Ketika itu Van Limburg berjanji di depan Voolksraad pada 1919 bahwa pemerintah Belanda akan memberikan otonomi dan demokrasi atau partisipasi rakyat luas pada koloni. Janji ini tak pernah dilaksanakan. Dan Iwa menagihnya dalam berbagai tulisan. Orang tua Iwa dengan susah payah kemudian membiayai studi anaknya ke Belanda. Di Nederland, petualangan politik Iwa justru kian menemukan wadahnya dalam perkumpulan mahasiswa Indonesia.

Sumbangan terbesar Iwa bersama mahasiswa Indonesia lain seperti Hatta adalah melahirkan konsep politik "Indonesia", yang sebelumnya hanya merupakan konsep ilmiah-geografis.
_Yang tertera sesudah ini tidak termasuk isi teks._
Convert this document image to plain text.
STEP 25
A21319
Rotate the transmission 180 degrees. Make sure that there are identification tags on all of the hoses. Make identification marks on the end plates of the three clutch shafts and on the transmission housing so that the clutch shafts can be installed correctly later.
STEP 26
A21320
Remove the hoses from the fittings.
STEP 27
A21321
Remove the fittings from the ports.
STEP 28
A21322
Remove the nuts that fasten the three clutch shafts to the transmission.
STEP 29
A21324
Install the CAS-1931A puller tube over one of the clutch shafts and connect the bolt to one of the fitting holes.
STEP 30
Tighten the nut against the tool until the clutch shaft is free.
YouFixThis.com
Saat di Eropa, Iwa sempat diutus pergi ke Belgia untuk mengikuti Konferensi Liga Anti-Imperialisme yang dipengaruhi oleh pihak Moskow--yang menyerukan front persatuan buruh dan rakyat jajahan. Iwa sempat pula ke Rusia. Di sana dia bertemu dan menikah dengan wanita Rusia bernama Anna. Mereka punya satu putri yang sampai kini tetap tinggal di sana.

Pernikahan dengan perempuan Rusia ini membuat dia seumur hidup dicurigai sebagai komunis. Namun jiwa petualangannya sebenarnya sama dengan seorang tokoh kemerdekaan lain: Tan Malaka. Keduanya diikat oleh pertalian separtai dan persahabatan erat seumur hidup.

Sepulang ke Tanah Air, Iwa pergi ke Ciamis, Jawa Barat. Di sana dia diamati polisi Belanda yang menyuruh keluarganya melaporkan segala kegiatan Iwa. Akan tetapi setelah pulang dari Moskow, Iwa rupanya tak lagi aktif dalam politik. Dia kehilangan kontak maupun berita-berita dengan kelompok pergerakan, baik yang di Nederland maupun di Indonesia. Namun dia amat kagum pada pemuda Sukarno yang berapi-api menentang penjajahan sehingga ditangkap dan dibuang ke luar Jawa.

Iwa kemudian bekerja sebagai pengacara di pusat perburuhan di Medan. Tulisan-tulisannya yang tajam membuat dia diberangus Belanda dan dibuang ke Banda Neira. Dia baru meninggalkan Banda pada Maret 1942 setelah pendudukan Jepang. Tapi Iwa tidak diberi jabatan apa pun pada masa itu. Dia menjadi penganggur karena dicurigai sebagai Marxis. 

Hubungannya dengan Sukarno-Hatta dan khususnya Mr. Subarjo terus berlangsung.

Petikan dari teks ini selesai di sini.